For the purposes of the acronym, “production” comes before “exploration” in the name of the Australian Petroleum Production & Exploration Association, which is kicking off its 55th annual conference in Melbourne today; however, in the real world, “exploration” very much comes before “production” in the oil and gas business.
The focus in eastern Australia at present is on the development of the LNG export projects centred on Gladstone and the need to drill lots of onshore wells, mostly for coal seam gas but also for conventional gas, to meet their voracious appetite, but this is only part of the story.
The long-term growth of the industry still depends on exploration — for most of its life, including the 11 years I was its executive director, APPEA was the Australian Petroleum Exploration Association and had a drilling rig in its logo; the change is recognition of the phenomenal LNG growth here that will see 13 new export trains come online between now and 2018, pushing up this country’s international gas sales some 260 per cent.
Nonetheless, the long-term future of the industry still depends on the oil and gas search — onshore in such areas as New South Wales and in the cross-border Cooper Basin as well as in remote parts of Western Australia and in some areas of the Northern Territory; offshore in areas such as the Great Australian Bight, real frontier country for explorers.
Not to be ignored, too, is the potential of shale oil and gas deposits, an endeavor still in its infancy here despite the sector’s huge progress in America.

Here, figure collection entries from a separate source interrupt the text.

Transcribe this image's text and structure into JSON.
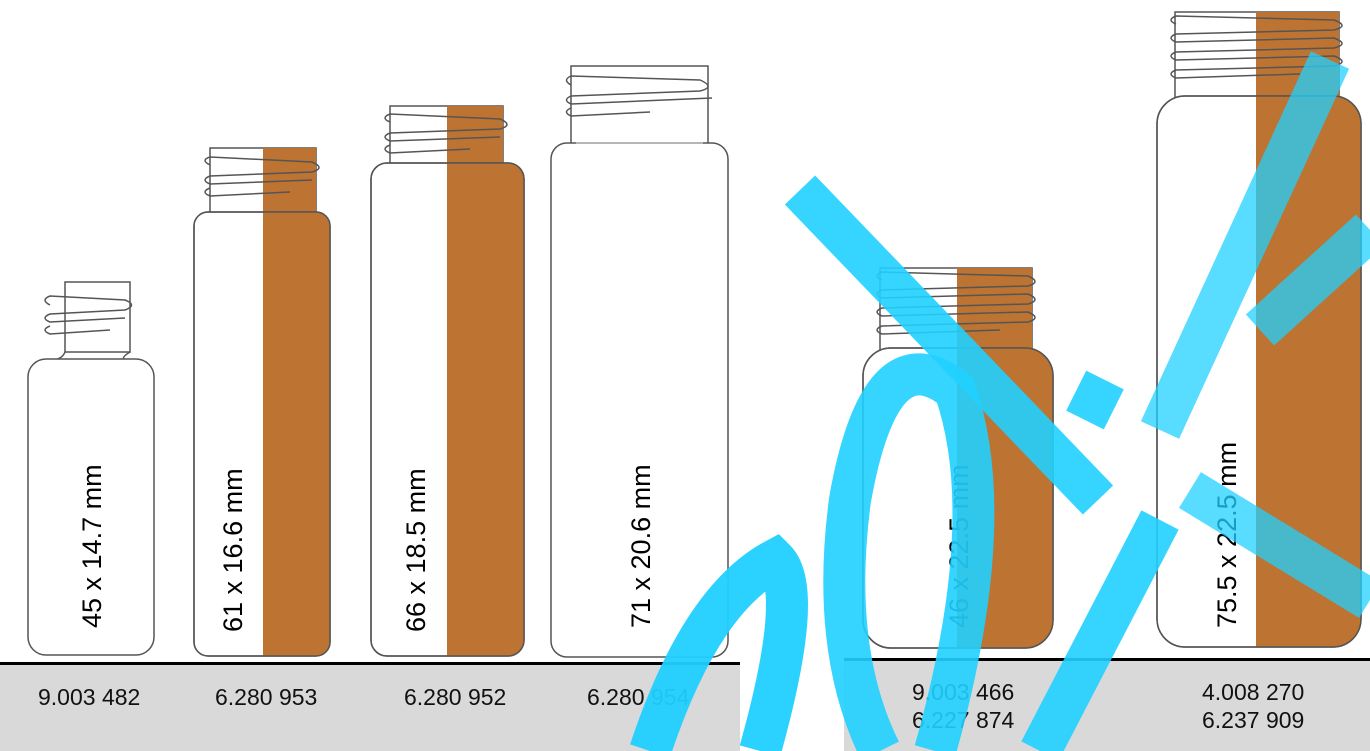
{
  "colors": {
    "amber": "#bd7332",
    "glass_outline": "#555555",
    "footer_bar": "#d9d9d9",
    "watermark": "#20d0ff"
  },
  "watermark": {
    "text": "labl.kz"
  },
  "vials": [
    {
      "id": "v1",
      "dimension": "45 x 14.7 mm",
      "codes": [
        "9.003 482"
      ],
      "amber": false
    },
    {
      "id": "v2",
      "dimension": "61 x 16.6 mm",
      "codes": [
        "6.280 953"
      ],
      "amber": true
    },
    {
      "id": "v3",
      "dimension": "66 x 18.5 mm",
      "codes": [
        "6.280 952"
      ],
      "amber": true
    },
    {
      "id": "v4",
      "dimension": "71 x 20.6 mm",
      "codes": [
        "6.280 954"
      ],
      "amber": false
    },
    {
      "id": "v5",
      "dimension": "46 x 22.5 mm",
      "codes": [
        "9.003 466",
        "6.227 874"
      ],
      "amber": true
    },
    {
      "id": "v6",
      "dimension": "75.5 x 22.5 mm",
      "codes": [
        "4.008 270",
        "6.237 909"
      ],
      "amber": true
    }
  ]
}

As APPEA is pointing out at its Melbourne forum, (a) oil and gas can’t be produced without first locating new resources and (b) these cannot be discovered without drilling wells.
Exploration is an uncertain business; more wells fail than succeed around the world but even the failures are useful because of what they tell geoscientists about the ground on which they are working.
One of the older petroleum industry sayings is that “there is no such thing as a failed well.”
While much of the current political and media fuss is about onshore petroleum activity, and the opposition its is encountering from radicals opposed to fossil fuel development as well as worried rural communities, the bulk of Australia’s oil and gas wealth to date has flowed (and is flowing) from offshore activity — and here the exploration picture is not especially rosy.
APPEA is pointing out that the rising cost of petroleum exploration — true, too, of onshore costs — has not surprisingly coincided with a reduction in the number of Australian offshore wells being drilled and, of course, the current global oil price environment is a further impediment.
The association reports that the number of offshore wells being spudded fell by more than two-thirds between its peak in 1998 and the past year. The decline really began in 2003 and in this time frame the total cost of search exploration has risen five-fold. The average bill for an offshore well today is more than $130 million. Despite the decline in wells drilled, expenditure on offshore exploration in Australian waters, measured in dollars of the day, is at a record $2.5 billion (the 2013 bill).
The challenge for the industry in the rest of this decade, and beyond, as its low-cost fields become depleted, is to pursue more expensive resources via gas from coal seams, targets in still more remote parts of the Outback and offshore.
For geoscientists and their bosses — and corporate shareholders — one of the most interesting areas is the Great Australian Bight.
BP, Norway’s Statoil, Chevron and others see similarities between the region, which covers more than 24,000 square kilometres and is in relatively deep water, and another ancient river delta (the Niger) in West Africa.
APPEA conference proceedings have included papers speculating for a number of years about the chances that the Bight could deliver a major new oil province for Australia and the BP activity (it will drill four wells over a campaign of 18 to 30 months) follows five years of study.
Petroleum exploration is a complex business, not just in science and engineering terms; many factors, including policies, regulations and the animal spirits of the market, play on whether seismic activity is undertaken and wells are drilled — and some “successful” wells are followed by a string of less-encouraging ones in the same geological area.
For Australia, the past five decades have seen explorers experience great highs and some dramatic lows, but the successes have been sufficient to keep up interest in this country in a marketplace for search dollars that is both global and very competitive.
Politicians can’t do much about geology but they can ensure that they don’t build unnecessary hurdles for investors.
This year, and not for the first time, the industry will be using the APPEA conference to send a message to Canberra and the State and Territory capitals that one of the most important contributions governments can make to supporting the oil and gas search is to improve the efficiency of their approval processes.
The radicals, of course, want the exact opposite and how legislators balance economic needs with political issues (especially in marginal seats) is what will decide how all this plays out over the rest of the decade.